If acute angle A = 3B and $\sin A = \frac{4}{5}$ then

$\frac{3 \sec B-4 \csc B}{2}$ is

Answer 1

-5

Answer 2

The problem asks us to evaluate the expression $\frac{3 \sec B-4 \csc B}{2}$, given that A is an acute angle, A = 3B, and $\sin A = \frac{4}{5}$.

Step 1: Find $\cos A$. Given $\sin A = \frac{4}{5}$. Since A is an acute angle, we can use the identity $\sin^2 A + \cos^2 A = 1$. $\cos^2 A = 1 - \sin^2 A = 1 - \left(\frac{4}{5}\right)^2 = 1 - \frac{16}{25} = \frac{25 - 16}{25} = \frac{9}{25}$. Since A is acute, $\cos A$ must be positive. $\cos A = \sqrt{\frac{9}{25}} = \frac{3}{5}$.

Step 2: Use the relation A = 3B. We have $\sin A = \sin(3B) = \frac{4}{5}$ and $\cos A = \cos(3B) = \frac{3}{5}$. Consider the identity for $\sin(A-B)$: $\sin(A-B) = \sin A \cos B - \cos A \sin B$. Substitute $A = 3B$: $\sin(3B-B) = \sin(2B)$. So, $\sin(2B) = \sin A \cos B - \cos A \sin B$. Substitute the values of $\sin A$ and $\cos A$: $\sin(2B) = \frac{4}{5} \cos B - \frac{3}{5} \sin B$.

Step 3: Use the double angle identity for $\sin(2B)$. We know $\sin(2B) = 2 \sin B \cos B$. Equating the two expressions for $\sin(2B)$: $2 \sin B \cos B = \frac{4}{5} \cos B - \frac{3}{5} \sin B$.

Step 4: Rearrange the equation to find a relationship between $\sin B$ and $\cos B$. Multiply the entire equation by 5 to eliminate the denominators: $10 \sin B \cos B = 4 \cos B - 3 \sin B$.

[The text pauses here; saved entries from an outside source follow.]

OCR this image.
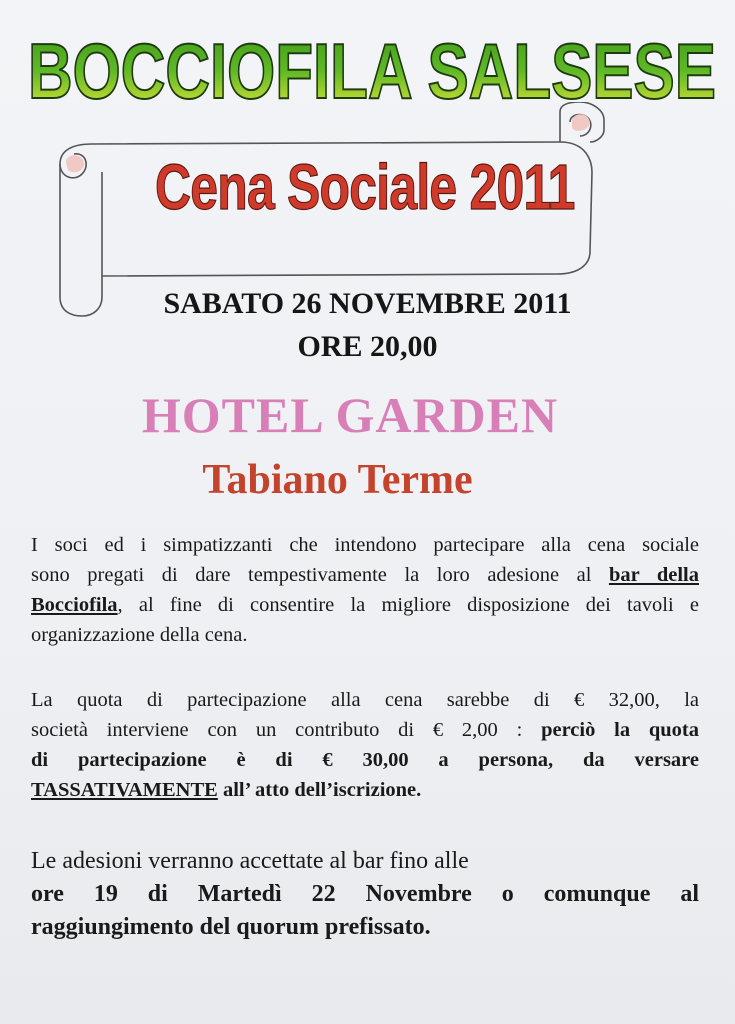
BOCCIOFILA SALSESE
Cena Sociale 2011
SABATO 26 NOVEMBRE 2011
ORE 20,00
HOTEL GARDEN
Tabiano Terme
I soci ed i simpatizzanti che intendono partecipare alla cena sociale
sono pregati di dare tempestivamente la loro adesione al bar della
Bocciofila, al fine di consentire la migliore disposizione dei tavoli e
organizzazione della cena.
La quota di partecipazione alla cena sarebbe di € 32,00, la
società interviene con un contributo di € 2,00 : perciò la quota
di partecipazione è di € 30,00 a persona, da versare
TASSATIVAMENTE all’ atto dell’iscrizione.
Le adesioni verranno accettate al bar fino alle
ore 19 di Martedì 22 Novembre o comunque al
raggiungimento del quorum prefissato.
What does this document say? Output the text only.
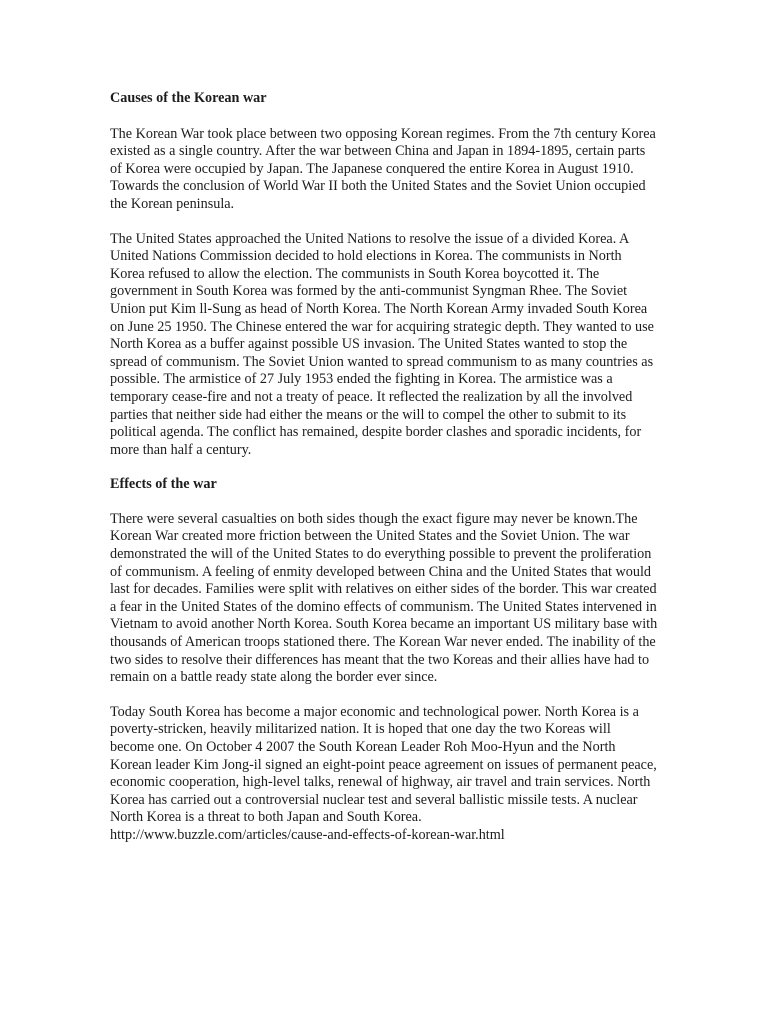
Causes of the Korean war

The Korean War took place between two opposing Korean regimes. From the 7th century Korea existed as a single country. After the war between China and Japan in 1894-1895, certain parts of Korea were occupied by Japan. The Japanese conquered the entire Korea in August 1910. Towards the conclusion of World War II both the United States and the Soviet Union occupied the Korean peninsula.

The United States approached the United Nations to resolve the issue of a divided Korea. A United Nations Commission decided to hold elections in Korea. The communists in North Korea refused to allow the election. The communists in South Korea boycotted it. The government in South Korea was formed by the anti-communist Syngman Rhee. The Soviet Union put Kim ll-Sung as head of North Korea. The North Korean Army invaded South Korea on June 25 1950. The Chinese entered the war for acquiring strategic depth. They wanted to use North Korea as a buffer against possible US invasion. The United States wanted to stop the spread of communism. The Soviet Union wanted to spread communism to as many countries as possible. The armistice of 27 July 1953 ended the fighting in Korea. The armistice was a temporary cease-fire and not a treaty of peace. It reflected the realization by all the involved parties that neither side had either the means or the will to compel the other to submit to its political agenda. The conflict has remained, despite border clashes and sporadic incidents, for more than half a century.

Effects of the war

There were several casualties on both sides though the exact figure may never be known.The Korean War created more friction between the United States and the Soviet Union. The war demonstrated the will of the United States to do everything possible to prevent the proliferation of communism. A feeling of enmity developed between China and the United States that would last for decades. Families were split with relatives on either sides of the border. This war created a fear in the United States of the domino effects of communism. The United States intervened in Vietnam to avoid another North Korea. South Korea became an important US military base with thousands of American troops stationed there. The Korean War never ended. The inability of the two sides to resolve their differences has meant that the two Koreas and their allies have had to remain on a battle ready state along the border ever since.

Today South Korea has become a major economic and technological power. North Korea is a poverty-stricken, heavily militarized nation. It is hoped that one day the two Koreas will become one. On October 4 2007 the South Korean Leader Roh Moo-Hyun and the North Korean leader Kim Jong-il signed an eight-point peace agreement on issues of permanent peace, economic cooperation, high-level talks, renewal of highway, air travel and train services. North Korea has carried out a controversial nuclear test and several ballistic missile tests. A nuclear North Korea is a threat to both Japan and South Korea.

http://www.buzzle.com/articles/cause-and-effects-of-korean-war.html
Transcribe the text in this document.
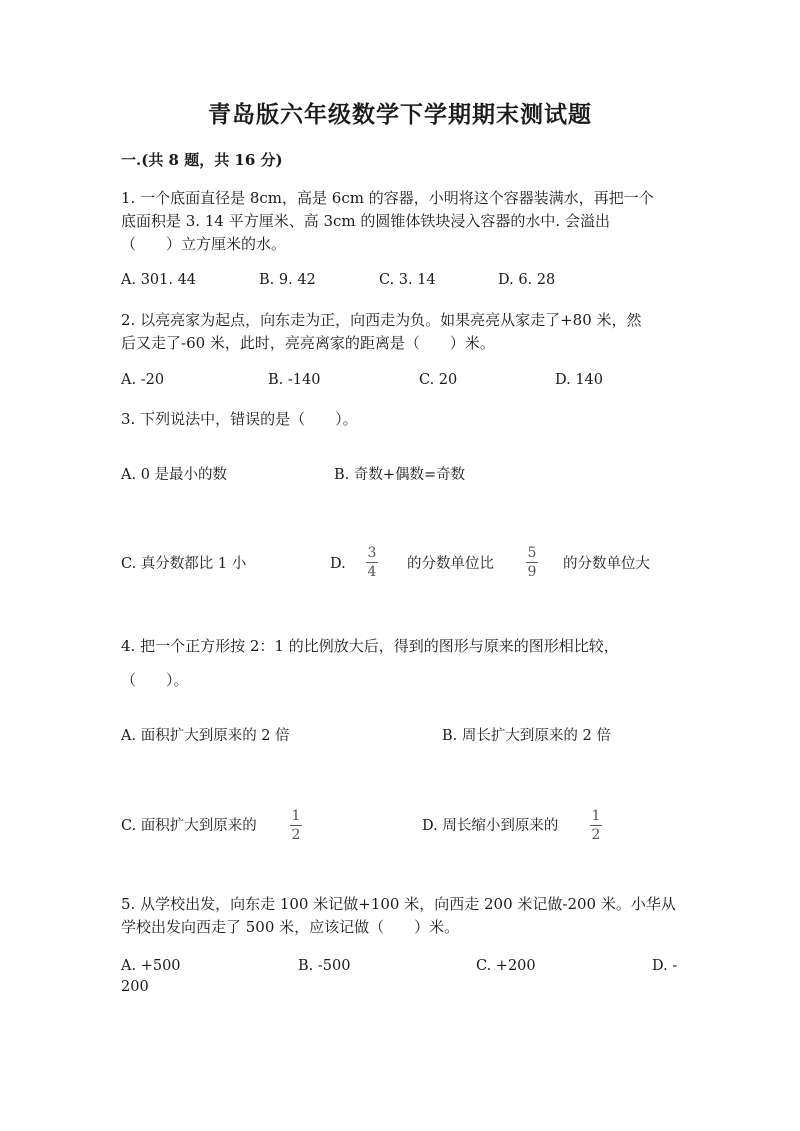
青岛版六年级数学下学期期末测试题
一.(共 8 题，共 16 分)
1. 一个底面直径是 8cm，高是 6cm 的容器，小明将这个容器装满水，再把一个
底面积是 3. 14 平方厘米、高 3cm 的圆锥体铁块浸入容器的水中. 会溢出
（　　）立方厘米的水。
A. 301. 44	B. 9. 42	C. 3. 14	D. 6. 28
2. 以亮亮家为起点，向东走为正，向西走为负。如果亮亮从家走了+80 米，然
后又走了-60 米，此时，亮亮离家的距离是（　　）米。
A. -20	B. -140	C. 20	D. 140
3. 下列说法中，错误的是（　　）。
A. 0 是最小的数	B. 奇数+偶数=奇数
C. 真分数都比 1 小	D.
3
4 的分数单位比
5
9 的分数单位大
4. 把一个正方形按 2：1 的比例放大后，得到的图形与原来的图形相比较，
（　　）。
A. 面积扩大到原来的 2 倍	B. 周长扩大到原来的 2 倍
C. 面积扩大到原来的
1
2
D. 周长缩小到原来的
1
2
5. 从学校出发，向东走 100 米记做+100 米，向西走 200 米记做-200 米。小华从
学校出发向西走了 500 米，应该记做（　　）米。
A. +500	B. -500	C. +200	D. -
200
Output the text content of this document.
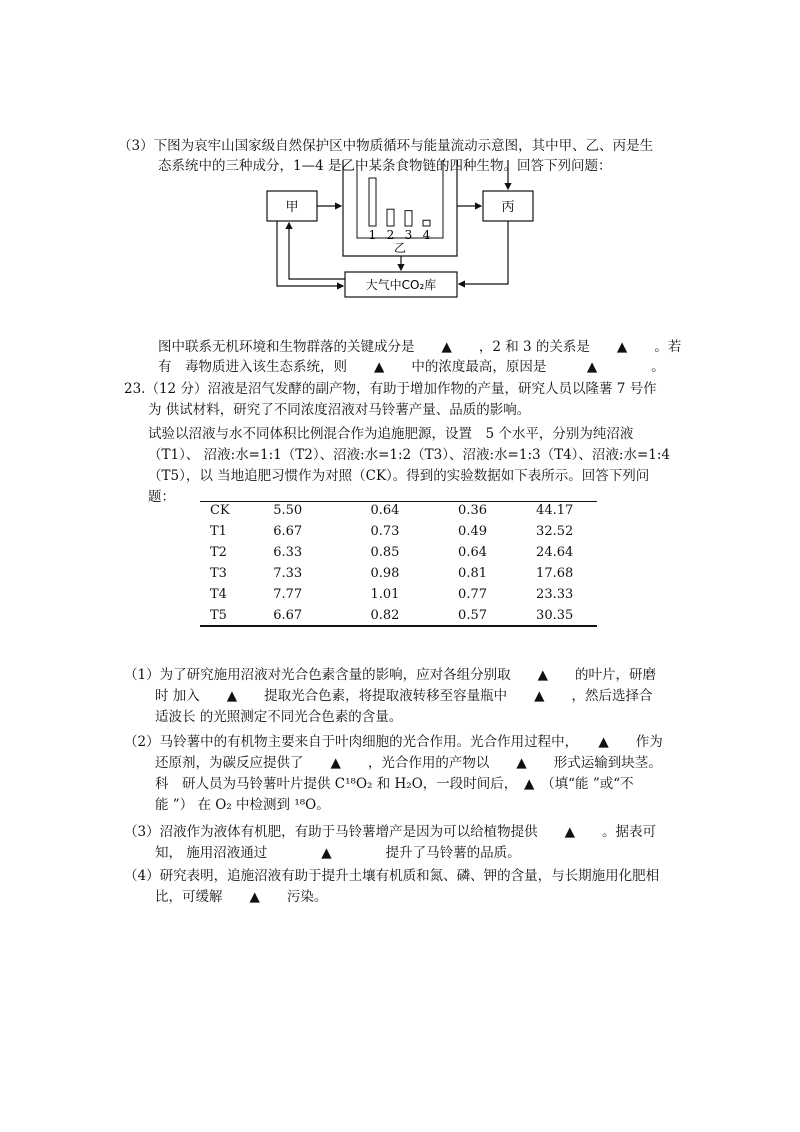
（3）下图为哀牢山国家级自然保护区中物质循环与能量流动示意图，其中甲、乙、丙是生
态系统中的三种成分，1—4 是乙中某条食物链的四种生物。回答下列问题：
甲	丙
大气中CO₂库
1 2 3 4
乙
图中联系无机环境和生物群落的关键成分是　　▲　　，2 和 3 的关系是　　▲　　。若
有　毒物质进入该生态系统，则　　▲　　中的浓度最高，原因是　　　▲　　　　。
23.（12 分）沼液是沼气发酵的副产物，有助于增加作物的产量，研究人员以隆薯 7 号作
为 供试材料，研究了不同浓度沼液对马铃薯产量、品质的影响。
试验以沼液与水不同体积比例混合作为追施肥源，设置　5 个水平，分别为纯沼液
（T1）、 沼液:水=1:1（T2）、沼液:水=1:2（T3）、沼液:水=1:3（T4）、沼液:水=1:4
（T5），以 当地追肥习惯作为对照（CK）。得到的实验数据如下表所示。回答下列问
题：
CK	5.50	0.64	0.36	44.17
T1	6.67	0.73	0.49	32.52
T2	6.33	0.85	0.64	24.64
T3	7.33	0.98	0.81	17.68
T4	7.77	1.01	0.77	23.33
T5	6.67	0.82	0.57	30.35
（1）为了研究施用沼液对光合色素含量的影响，应对各组分别取　　▲　　的叶片，研磨
时 加入　　▲　　提取光合色素，将提取液转移至容量瓶中　　▲　　，然后选择合
适波长 的光照测定不同光合色素的含量。
（2）马铃薯中的有机物主要来自于叶肉细胞的光合作用。光合作用过程中，　　▲　　作为
还原剂，为碳反应提供了　　▲　　，光合作用的产物以　　▲　　形式运输到块茎。
科　研人员为马铃薯叶片提供 C¹⁸O₂ 和 H₂O，一段时间后，　▲　（填“能 ”或“不
能 ”） 在 O₂ 中检测到 ¹⁸O。
（3）沼液作为液体有机肥，有助于马铃薯增产是因为可以给植物提供　　▲　　。据表可
知， 施用沼液通过　　　　▲　　　　提升了马铃薯的品质。
（4）研究表明，追施沼液有助于提升土壤有机质和氮、磷、钾的含量，与长期施用化肥相
比，可缓解　　▲　　污染。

Step 5: Evaluate the given expression. The expression to evaluate is $\frac{3 \sec B-4 \csc B}{2}$. Rewrite $\sec B$ as $\frac{1}{\cos B}$ and $\csc B$ as $\frac{1}{\sin B}$: $\frac{1}{2} \left( \frac{3}{\cos B} - \frac{4}{\sin B} \right)$. Combine the terms inside the parenthesis by finding a common denominator: $\frac{1}{2} \left( \frac{3 \sin B - 4 \cos B}{\sin B \cos B} \right)$.

From Step 4, we have $10 \sin B \cos B = 4 \cos B - 3 \sin B$. Notice that the numerator in the expression we want to evaluate is $3 \sin B - 4 \cos B$, which is the negative of the right side of the equation from Step 4. So, $3 \sin B - 4 \cos B = -(4 \cos B - 3 \sin B) = -10 \sin B \cos B$.

Substitute this back into the expression: $\frac{1}{2} \left( \frac{-10 \sin B \cos B}{\sin B \cos B} \right)$.

Since A is an acute angle, $A \in (0, 90^\circ)$. Since $A = 3B$, $3B \in (0, 90^\circ)$, which implies $B \in (0, 30^\circ)$. For $B \in (0, 30^\circ)$, $\sin B \neq 0$ and $\cos B \neq 0$. Therefore, $\sin B \cos B \neq 0$. We can cancel $\sin B \cos B$ from the numerator and denominator: $\frac{1}{2} (-10) = -5$.